Dr. Arjun Makhijani, an expert who analyzed the rule for the nine groups, said: "Until the NRC has studied the technical feasibility and environmental impacts of spent fuel disposal, it should avoid making licensing decisions that would allow the generation of more highly radioactive spent reactor fuel. Spent nuclear fuel remains highly dangerous for thousands of years. It has long-lived radioactive materials in it that can seriously contaminate the environment and harm public health if released. Additionally, spent nuclear fuel contains plutonium-239, a radiotoxic element that can be used to make nuclear weapons if separated from the other materials in the fuel. Plutonium-239 has a half-life of over 24,000 years."

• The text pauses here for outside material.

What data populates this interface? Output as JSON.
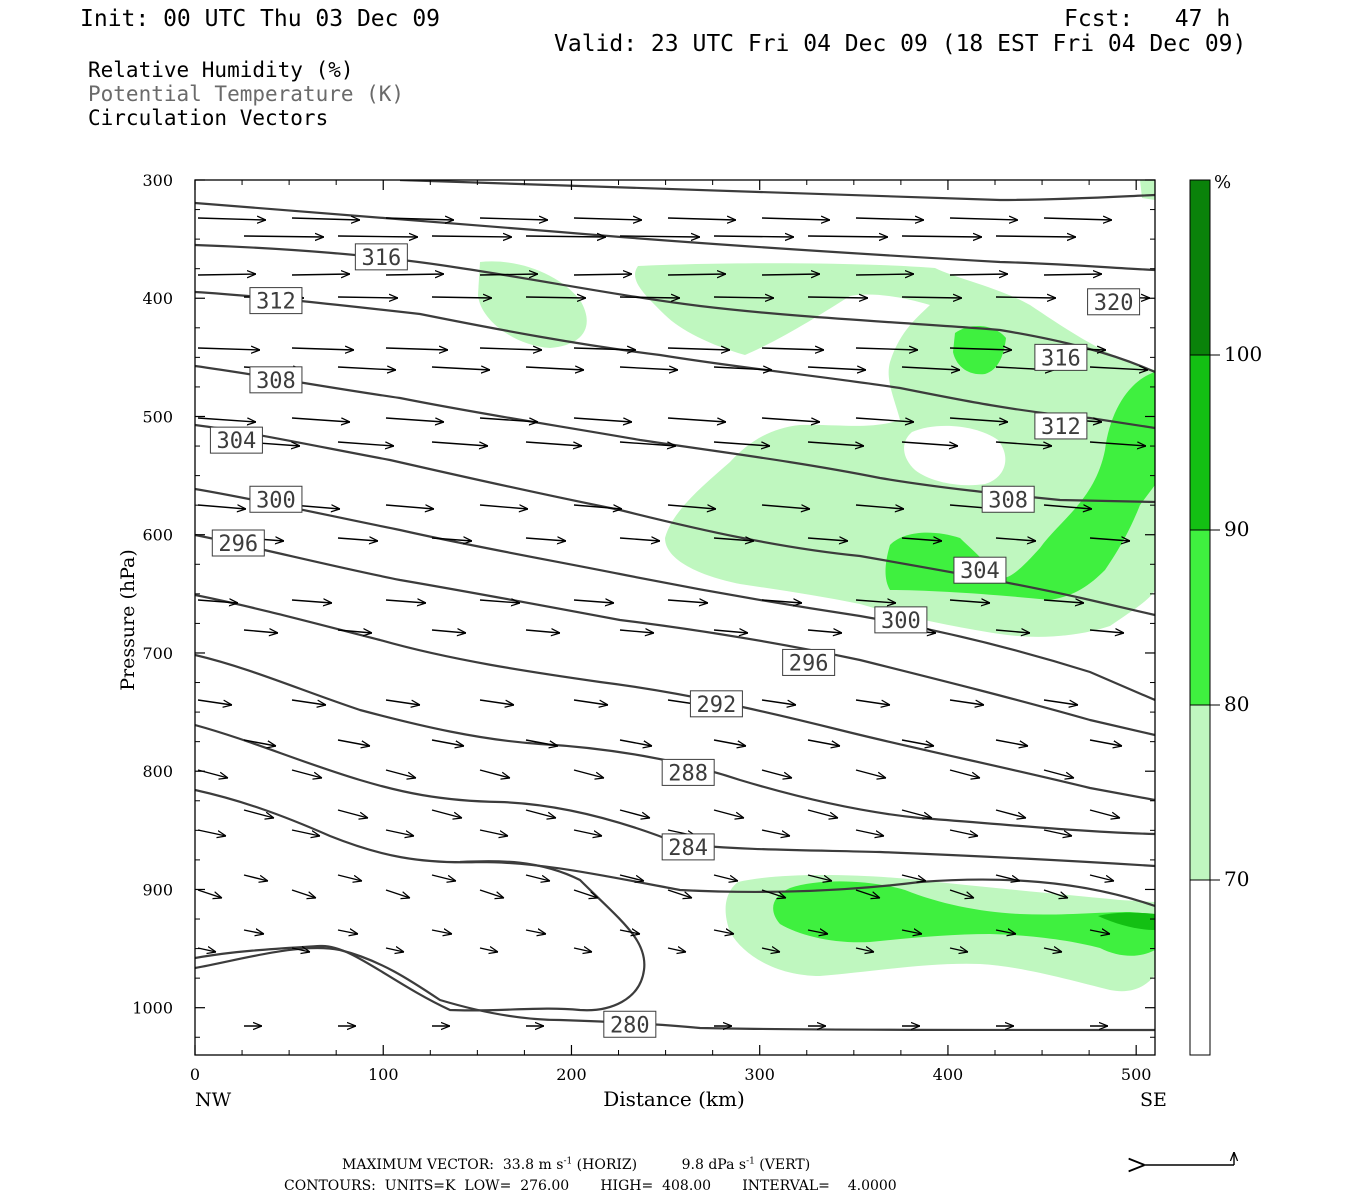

The list of those filing the nine-group lawsuit and the reactor licensing or re-licensing cases to which they are parties or have sought to intervene is as follows:
- Beyond Nuclear (Davis-Besse license renewal, Fermi Unit 2 license renewal, Fermi Unit 3 COL);
- Blue Ridge Environmental Defense League (Bellefonte COL, North Anna Unit 3 COL, Sequoyah license renewal, William States Lee III COL);
- Missouri Coalition for the Environment (Callaway Unit 1 license renewal);
- New England Coalition (Seabrook license renewal);
- Nuclear Information and Resource Service, Inc. (Levy County COL);
- Riverkeeper (Indian Point license renewal);
- San Luis Obispo Mothers for Peace (Diablo Canyon license renewal);
- Sustainable Energy and Economic Development Coalition (South Texas Units 1 and 2 license renewal, South Texas Units 3 and 4 COL, Comanche Peak COL); and
- Southern Alliance for Clean Energy (Watts Bar OL, Turkey Point Units 6 and 7 COL).
SOURCE Nuclear Information and Resource Service, Takoma Park, MD.; Natural Resources Defense Council, Washington, D.C.